Но он упрямо качает головой.
— Наталка мне дорога. Увези ее. Подальше. В ваш оборотничий край. А остальное... оставьте позади.
— Не дело это.
Мотаю я головой. Но и поделать ничего не могу. В одном он прав, не могу я влезать в дела людские.
Долго рассуждать не позволяет хриплый голос чуть поодаль.
— Черный, мне еще долго делать вид, что я глухой да вас не слышу?
Узнаю голос. Принюхиваюсь. Кровью от него несет, травами и... Наталкой. Вспоминаю говор остальных наемниках, что их командира чернявая целительница лишила сознания. Видать его.
— Ворон, они уходят.
Тот же, не подымаясь с лежака, хмуро фыркнул.
— Нам целительница не помешает.
— Она не останется здесь! — жестко пресек своего собрата колдун. — Уйдет с мужем. И мы с тобой ничего не видали, понял, Ворон?!
Задавил он холодным голосом.
— Понял.
Ответил тот недовольно и не сразу.
— Пошел прочь, медведь. И гляди мне, обидишь ее, прокляну!
— Не боись.
Фыркнул я уверенно в своих словах. И поднялся на ноги. В противовес людской молве о медвежьей неуклюжести, я покидал лагерь тише ветра.
А когда почуял за спиной тихий шорох, то его услышал и колдун. Оттого и строго спросил:
— Ворон?
— Мне отлить надобно.
Но он догнал меня уже около оврага, где я оставил Мирона и черноокую.
— Сдается мне, что шибко далеко ты заходишь, раз до ветру захотелось.
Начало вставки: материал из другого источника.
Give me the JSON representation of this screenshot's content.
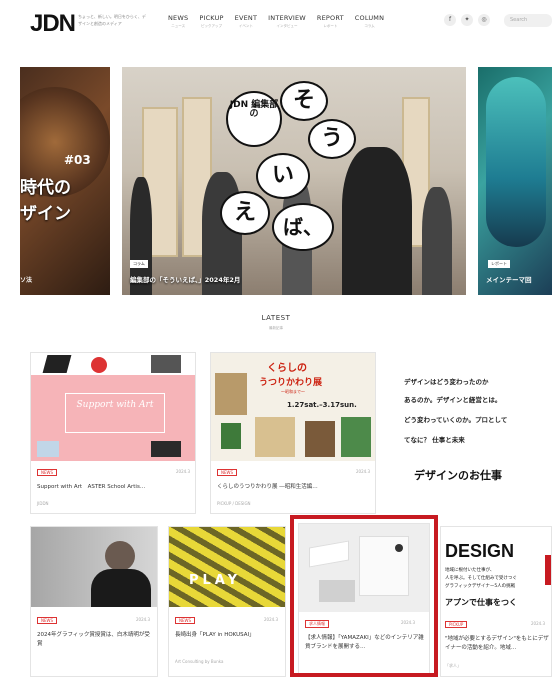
{
  "header": {
    "logo": "JDN",
    "tagline": "ちょっと、新しい。明日をひらく、デザインと創造のメディア",
    "nav": [
      {
        "label": "NEWS",
        "sub": "ニュース"
      },
      {
        "label": "PICKUP",
        "sub": "ピックアップ"
      },
      {
        "label": "EVENT",
        "sub": "イベント"
      },
      {
        "label": "INTERVIEW",
        "sub": "インタビュー"
      },
      {
        "label": "REPORT",
        "sub": "レポート"
      },
      {
        "label": "COLUMN",
        "sub": "コラム"
      }
    ],
    "social": [
      "f",
      "✦",
      "◎"
    ],
    "search_placeholder": "Search"
  },
  "hero": {
    "left_num": "#03",
    "left_text_1": "時代の",
    "left_text_2": "ザイン",
    "left_caption": "ソ法",
    "center_bubble_jdn": "JDN 編集部の",
    "bubbles": [
      "そ",
      "う",
      "い",
      "え",
      "ば、"
    ],
    "center_tag": "コラム",
    "center_caption": "編集部の「そういえば、」2024年2月",
    "right_tag": "レポート",
    "right_caption": "メインテーマ回"
  },
  "latest": {
    "title": "LATEST",
    "sub": "最新記事"
  },
  "cards_row1": [
    {
      "thumb_text": "Support with Art",
      "tag": "NEWS",
      "date": "2024.3",
      "title": "Support with Art　ASTER School Artis…",
      "sub": "JIDDN"
    },
    {
      "thumb_text_1": "くらしの",
      "thumb_text_2": "うつりかわり展",
      "thumb_text_3": "〜昭和まで〜",
      "thumb_date": "1.27sat.–3.17sun.",
      "tag": "NEWS",
      "date": "2024.3",
      "title": "くらしのうつりかわり展 ―昭和生活編…",
      "sub": "PICKUP / DESIGN"
    },
    {
      "lines": [
        "デザインはどう変わったのか",
        "あるのか。デザインと経営とは。",
        "どう変わっていくのか。プロとして",
        "てなに？ 仕事と未来",
        "デザインのお仕事"
      ]
    }
  ],
  "cards_row2": [
    {
      "tag": "NEWS",
      "date": "2024.3",
      "title": "2024年グラフィック賞授賞は、白木靖明が受賞",
      "sub": ""
    },
    {
      "thumb_text": "PLAY",
      "tag": "NEWS",
      "date": "2024.3",
      "title": "長崎出身「PLAY in HOKUSAI」",
      "sub": "Art Consulting by Bunka"
    },
    {
      "tag": "求人情報",
      "date": "2024.3",
      "title": "【求人情報】「YAMAZAKI」などのインテリア雑貨ブランドを展開する…",
      "sub": ""
    },
    {
      "thumb_big": "DESIGN",
      "thumb_line_1": "地域に根付いた仕事が、",
      "thumb_line_2": "人を呼ぶ。そして仕組みで受けつぐ",
      "thumb_line_3": "グラフィックデザイナー5人の挑戦",
      "thumb_line_4": "アプンで仕事をつく",
      "tag": "PICKUP",
      "date": "2024.3",
      "title": "\"地域が必要とするデザイン\"をもとにデザイナーの活動を紹介。地域…",
      "sub": "「求人」"
    }
  ],
  "colors": {
    "accent": "#c71a21",
    "tag_red": "#d33"
  }
}
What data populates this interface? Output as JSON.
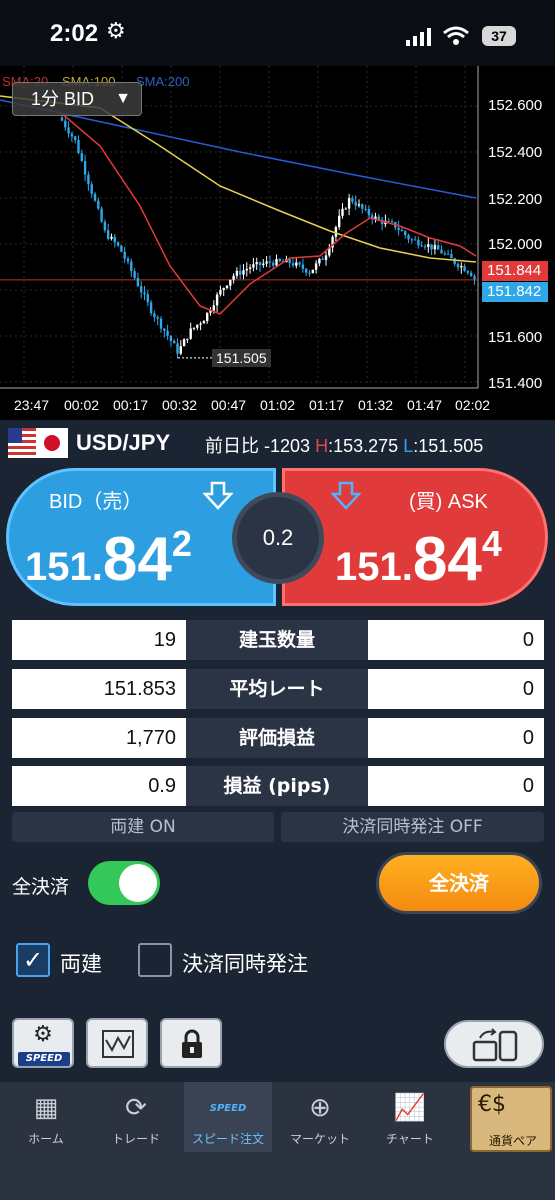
{
  "status_bar": {
    "time": "2:02",
    "settings_icon": "gear-icon",
    "battery": "37"
  },
  "chart": {
    "timeframe": "1分 BID",
    "sma_labels": [
      "SMA:20",
      "SMA:100",
      "SMA:200"
    ],
    "y_ticks": [
      "152.600",
      "152.400",
      "152.200",
      "152.000",
      "151.600",
      "151.400"
    ],
    "x_ticks": [
      "23:47",
      "00:02",
      "00:17",
      "00:32",
      "00:47",
      "01:02",
      "01:17",
      "01:32",
      "01:47",
      "02:02"
    ],
    "ask_tag": "151.844",
    "bid_tag": "151.842",
    "min_label": "151.505",
    "colors": {
      "up": "#ffffff",
      "down": "#2ea8e8",
      "sma20": "#e03a3a",
      "sma100": "#e8d050",
      "sma200": "#2a5ad8"
    }
  },
  "pair": {
    "name": "USD/JPY",
    "change_label": "前日比",
    "change_value": "-1203",
    "high_label": "H",
    "high_value": "153.275",
    "low_label": "L",
    "low_value": "151.505"
  },
  "quote": {
    "bid_label": "BID（売）",
    "bid_big1": "151.",
    "bid_big2": "84",
    "bid_big3": "2",
    "ask_label": "(買) ASK",
    "ask_big1": "151.",
    "ask_big2": "84",
    "ask_big3": "4",
    "spread": "0.2"
  },
  "positions": [
    {
      "sell": "19",
      "label": "建玉数量",
      "buy": "0"
    },
    {
      "sell": "151.853",
      "label": "平均レート",
      "buy": "0"
    },
    {
      "sell": "1,770",
      "label": "評価損益",
      "buy": "0"
    },
    {
      "sell": "0.9",
      "label": "損益 (pips)",
      "buy": "0"
    }
  ],
  "modes": {
    "hedge": "両建 ON",
    "close_order": "決済同時発注 OFF"
  },
  "settle": {
    "label": "全決済",
    "button": "全決済",
    "toggle_on": true
  },
  "options": {
    "hedge": "両建",
    "close_order": "決済同時発注"
  },
  "tools": {
    "speed_label": "SPEED"
  },
  "tabs": [
    {
      "label": "ホーム",
      "icon": "grid-icon"
    },
    {
      "label": "トレード",
      "icon": "refresh-icon"
    },
    {
      "label": "スピード注文",
      "icon": "speed-icon",
      "badge": "SPEED"
    },
    {
      "label": "マーケット",
      "icon": "globe-icon"
    },
    {
      "label": "チャート",
      "icon": "chart-icon"
    },
    {
      "label": "通貨ペア",
      "icon": "currency-icon"
    }
  ]
}
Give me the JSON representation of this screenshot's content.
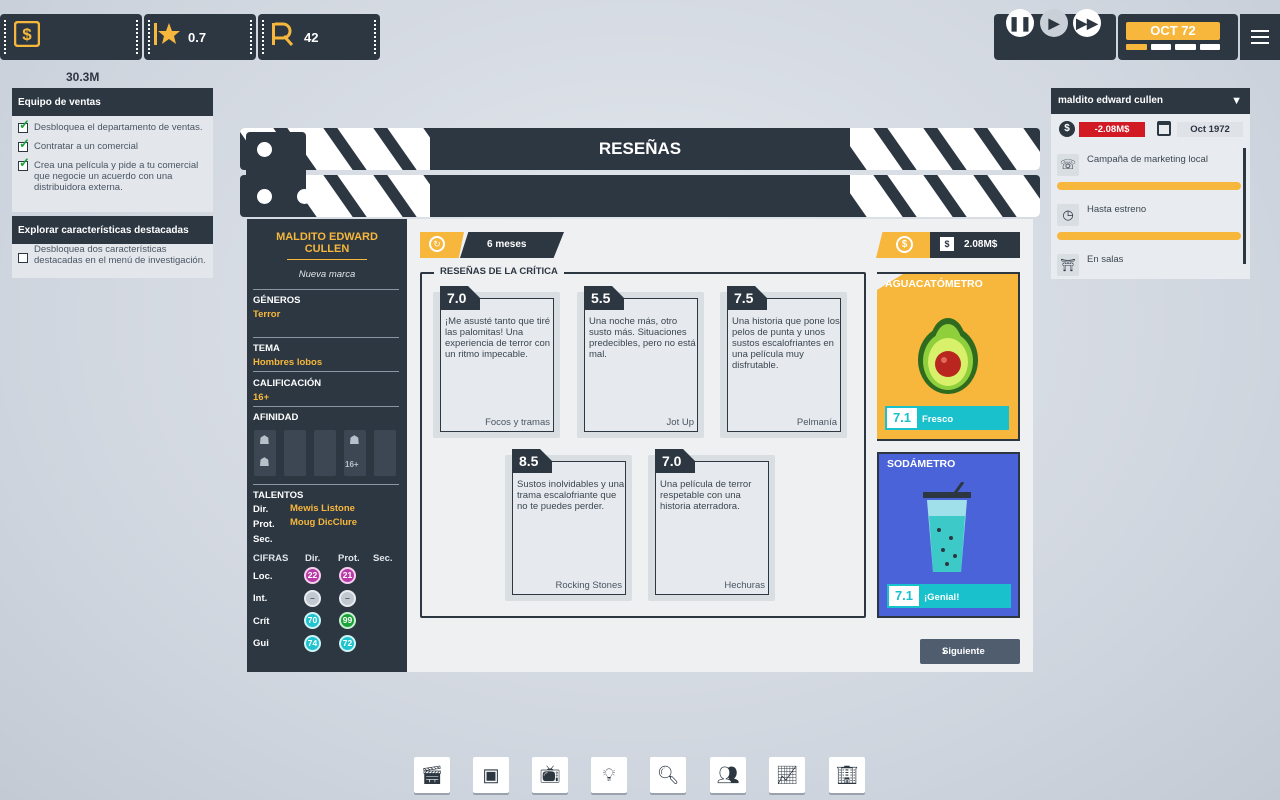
{
  "hud": {
    "money_icon": "dollar-coin-icon",
    "money_value": "30.3M",
    "rating_icon": "star-icon",
    "rating_value": "0.7",
    "points_icon": "research-icon",
    "points_value": "42",
    "date": "OCT 72",
    "week_progress": 0.25
  },
  "objectives": [
    {
      "title": "Equipo de ventas",
      "items": [
        {
          "text": "Desbloquea el departamento de ventas.",
          "done": true
        },
        {
          "text": "Contratar a un comercial",
          "done": true
        },
        {
          "text": "Crea una película y pide a tu comercial que negocie un acuerdo con una distribuidora externa.",
          "done": true
        }
      ]
    },
    {
      "title": "Explorar características destacadas",
      "items": [
        {
          "text": "Desbloquea dos características destacadas en el menú de investigación.",
          "done": false
        }
      ]
    }
  ],
  "project": {
    "title": "maldito edward cullen",
    "cost": "-2.08M$",
    "date": "Oct 1972",
    "steps": [
      {
        "label": "Campaña de marketing local",
        "progress": 1
      },
      {
        "label": "Hasta estreno",
        "progress": 1
      },
      {
        "label": "En salas",
        "progress": 0
      }
    ]
  },
  "dialog": {
    "title": "RESEÑAS",
    "duration": "6 meses",
    "cost_symbol": "$",
    "cost": "2.08M$",
    "critics_label": "RESEÑAS DE LA CRÍTICA",
    "next_label": "Siguiente"
  },
  "movie": {
    "title_line1": "MALDITO EDWARD",
    "title_line2": "CULLEN",
    "brand": "Nueva marca",
    "genres_label": "GÉNEROS",
    "genre": "Terror",
    "theme_label": "TEMA",
    "theme": "Hombres lobos",
    "rating_label": "CALIFICACIÓN",
    "rating": "16+",
    "affinity_label": "AFINIDAD",
    "affinity_badge": "16+",
    "talents_label": "TALENTOS",
    "talents": [
      {
        "role": "Dir.",
        "name": "Mewis Listone"
      },
      {
        "role": "Prot.",
        "name": "Moug DicClure"
      },
      {
        "role": "Sec.",
        "name": ""
      }
    ],
    "figures_label": "CIFRAS",
    "figures_cols": [
      "Dir.",
      "Prot.",
      "Sec."
    ],
    "figures": [
      {
        "row": "Loc.",
        "dir": "22",
        "prot": "21"
      },
      {
        "row": "Int.",
        "dir": "–",
        "prot": "–"
      },
      {
        "row": "Crít",
        "dir": "70",
        "prot": "99"
      },
      {
        "row": "Gui",
        "dir": "74",
        "prot": "72"
      }
    ]
  },
  "reviews": [
    {
      "score": "7.0",
      "text": "¡Me asusté tanto que tiré las palomitas! Una experiencia de terror con un ritmo impecable.",
      "source": "Focos y tramas"
    },
    {
      "score": "5.5",
      "text": "Una noche más, otro susto más. Situaciones predecibles, pero no está mal.",
      "source": "Jot Up"
    },
    {
      "score": "7.5",
      "text": "Una historia que pone los pelos de punta y unos sustos escalofriantes en una película muy disfrutable.",
      "source": "Pelmanía"
    },
    {
      "score": "8.5",
      "text": "Sustos inolvidables y una trama escalofriante que no te puedes perder.",
      "source": "Rocking Stones"
    },
    {
      "score": "7.0",
      "text": "Una película de terror respetable con una historia aterradora.",
      "source": "Hechuras"
    }
  ],
  "meters": {
    "avocado": {
      "name": "AGUACATÓMETRO",
      "score": "7.1",
      "verdict": "Fresco",
      "color": "#f6b73c"
    },
    "soda": {
      "name": "SODÁMETRO",
      "score": "7.1",
      "verdict": "¡Genial!",
      "color": "#4b63d9"
    }
  },
  "toolbar": [
    "film-production-icon",
    "folder-icon",
    "tv-icon",
    "idea-bulb-icon",
    "search-icon",
    "staff-icon",
    "stats-chart-icon",
    "building-icon"
  ]
}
Дотерпишь?
Фырчу под нос, чуя позади себя хруст под ногами Ворона.
— Понять я не могу, зачем она наврала, что жена тебе.
— Затем, что жена!
— Не-е-е-е, бер, не жена. Запах от нее младой идет, неискушенный. Невинный. Нетронутая она. Выходит, ничья?
— Погодь, — внезапно до меня доходит. Раз он почуял за ней сладкий запах невинности, то он перевертыш. Небось тот самый, что меня... — Ты бер?